I-Team: Patients at Some Dialysis Centers Get Fewer Kidney Transplants

An analysis of federal health data shows disparities

Like tens of thousands of New Yorkers with kidney disease, Adlei Scarlett lives only by the grace of dialysis, with three treatments a week to clean his blood of toxins. The only other way to keep Scarlett alive would be a kidney transplant.

“God willing, if I’m to get a kidney, I’m going to get it.  That’s the way I look at it,” Scarlett said.

He may be optimistic, but in New York, not every patient has an equal chance of getting a kidney. An analysis of federal health data by NBC 4 New York's I-Team and ProPublica found patients at some dialysis centers are less likely to get organ donations than those at others. 

Often times, the disparity mirrors income gaps.

At Upper East Side Dialysis Center in Manhattan, eight out of 134 eligible patients got donated kidneys in 2010.

In Crown Heights, the Central Brooklyn Dialysis Center had three transplants in a population of 188 patients. 

Dialysis centers in poor and minority communities often have the worst kidney transplant outcomes. According to a study in the Journal of the American Society of Nephrology, "kidney transplantation is the preferred method of treatment" and yet "black patients were [57 percent] less likely than whites to be placed on the kidney transplant waitlist."

Dr. Jubil Malieckal, a nephrologist who works at Central Brooklyn Dialysis, said the center is working to improve health outcomes, but stressed patients in less wealthy communities often have more complex medical issues.

"I don't think that you can compare this facility to all the other facilities," Malieckal said.  "I think it's the patient's mindset. We always offer each and every patient who comes in the option of going on a transplant list." 

Even some dialysis patients admit they are often the ones to blame for low kidney transplant rates. Sometimes they're leery or afraid of surgery

Mercedine Samuel, who gets her treatment from Central Brooklyn Dialysis, says the center does the best it can with some very sick clients.

“You can’t blame the center when people come in the last minute and haven’t taken care of themselves and expect a miracle,” Samuel said.

Some of the under-performing dialysis centers insist transplant statistics are an unfair way to measure their quality of care. Complicated decisions about who actually gets a donated kidney are made in part by organ donation networks. 

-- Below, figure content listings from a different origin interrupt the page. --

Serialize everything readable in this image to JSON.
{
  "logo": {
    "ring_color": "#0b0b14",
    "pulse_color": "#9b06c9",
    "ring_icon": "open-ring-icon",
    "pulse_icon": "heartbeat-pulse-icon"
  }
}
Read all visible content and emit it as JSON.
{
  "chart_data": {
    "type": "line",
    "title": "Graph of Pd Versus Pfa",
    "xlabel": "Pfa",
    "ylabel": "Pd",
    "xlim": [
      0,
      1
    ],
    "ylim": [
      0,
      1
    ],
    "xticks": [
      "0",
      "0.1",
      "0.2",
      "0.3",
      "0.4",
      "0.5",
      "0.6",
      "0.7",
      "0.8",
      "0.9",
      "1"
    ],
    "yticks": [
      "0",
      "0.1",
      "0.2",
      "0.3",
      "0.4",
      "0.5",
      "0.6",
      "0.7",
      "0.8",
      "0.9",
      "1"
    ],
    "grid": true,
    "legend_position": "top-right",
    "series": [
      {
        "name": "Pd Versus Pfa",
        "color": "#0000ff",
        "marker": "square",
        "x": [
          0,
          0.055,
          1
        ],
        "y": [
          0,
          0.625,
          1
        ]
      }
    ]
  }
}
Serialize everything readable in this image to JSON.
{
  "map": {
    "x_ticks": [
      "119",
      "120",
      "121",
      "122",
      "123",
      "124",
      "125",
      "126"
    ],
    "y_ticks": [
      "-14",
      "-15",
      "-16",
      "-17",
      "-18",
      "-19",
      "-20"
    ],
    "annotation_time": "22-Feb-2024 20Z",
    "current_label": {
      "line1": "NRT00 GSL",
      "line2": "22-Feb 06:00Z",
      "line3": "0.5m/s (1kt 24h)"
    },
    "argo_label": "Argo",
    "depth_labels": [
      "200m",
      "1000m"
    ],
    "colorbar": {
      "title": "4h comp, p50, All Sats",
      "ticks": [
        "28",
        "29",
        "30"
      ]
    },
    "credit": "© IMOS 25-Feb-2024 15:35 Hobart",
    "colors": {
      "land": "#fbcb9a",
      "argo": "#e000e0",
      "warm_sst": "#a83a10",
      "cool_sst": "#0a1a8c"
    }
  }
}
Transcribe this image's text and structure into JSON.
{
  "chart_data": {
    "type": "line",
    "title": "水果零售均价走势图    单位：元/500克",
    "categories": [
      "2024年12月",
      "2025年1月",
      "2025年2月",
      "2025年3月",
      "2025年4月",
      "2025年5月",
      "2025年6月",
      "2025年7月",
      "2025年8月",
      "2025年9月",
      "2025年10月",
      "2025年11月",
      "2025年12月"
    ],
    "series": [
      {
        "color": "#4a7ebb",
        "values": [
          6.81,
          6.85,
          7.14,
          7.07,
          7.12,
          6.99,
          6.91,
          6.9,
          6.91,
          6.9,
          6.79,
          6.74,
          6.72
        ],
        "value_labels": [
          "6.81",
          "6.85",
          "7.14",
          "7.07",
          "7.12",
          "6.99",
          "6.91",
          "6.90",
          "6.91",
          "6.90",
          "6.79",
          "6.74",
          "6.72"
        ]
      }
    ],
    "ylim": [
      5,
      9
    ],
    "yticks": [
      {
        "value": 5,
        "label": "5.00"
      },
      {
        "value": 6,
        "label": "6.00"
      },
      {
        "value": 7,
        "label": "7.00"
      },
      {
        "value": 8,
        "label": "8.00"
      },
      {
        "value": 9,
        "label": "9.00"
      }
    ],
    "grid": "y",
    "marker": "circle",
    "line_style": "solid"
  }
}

Jack Meisels, a spokesman for Gateway Dialysis in Canarsie, which had one patient transplant in 2010, said his facility actually over-performs when it comes to signing patients up for transplant wait lists.

"According to our 2011 Dialysis Facility Report, Gateway had 35 percent of our patients on a kidney transplant wait list as compared to 24 percent nationally," Meisels wrote in a statement to NBC 4 New York.

Dialysis centers that accept federal health dollars are required to offer patients a chance to sign up for a transplant wait list.

Dr. Joe Vassalotti, chief medical officer for the National Kidney Foundation, says the key to achieving more transplants is not just to offer the wait list to patients, but to teach them about organ donation and encourage them to seek transplants.

"For the health care professionals who work in a dialysis center, it's their responsibility to do the right thing and educate the patient about kidney transplant, which for many patients is the best treatment option that offers them the best quality of life and the longest life," Vassalotti said.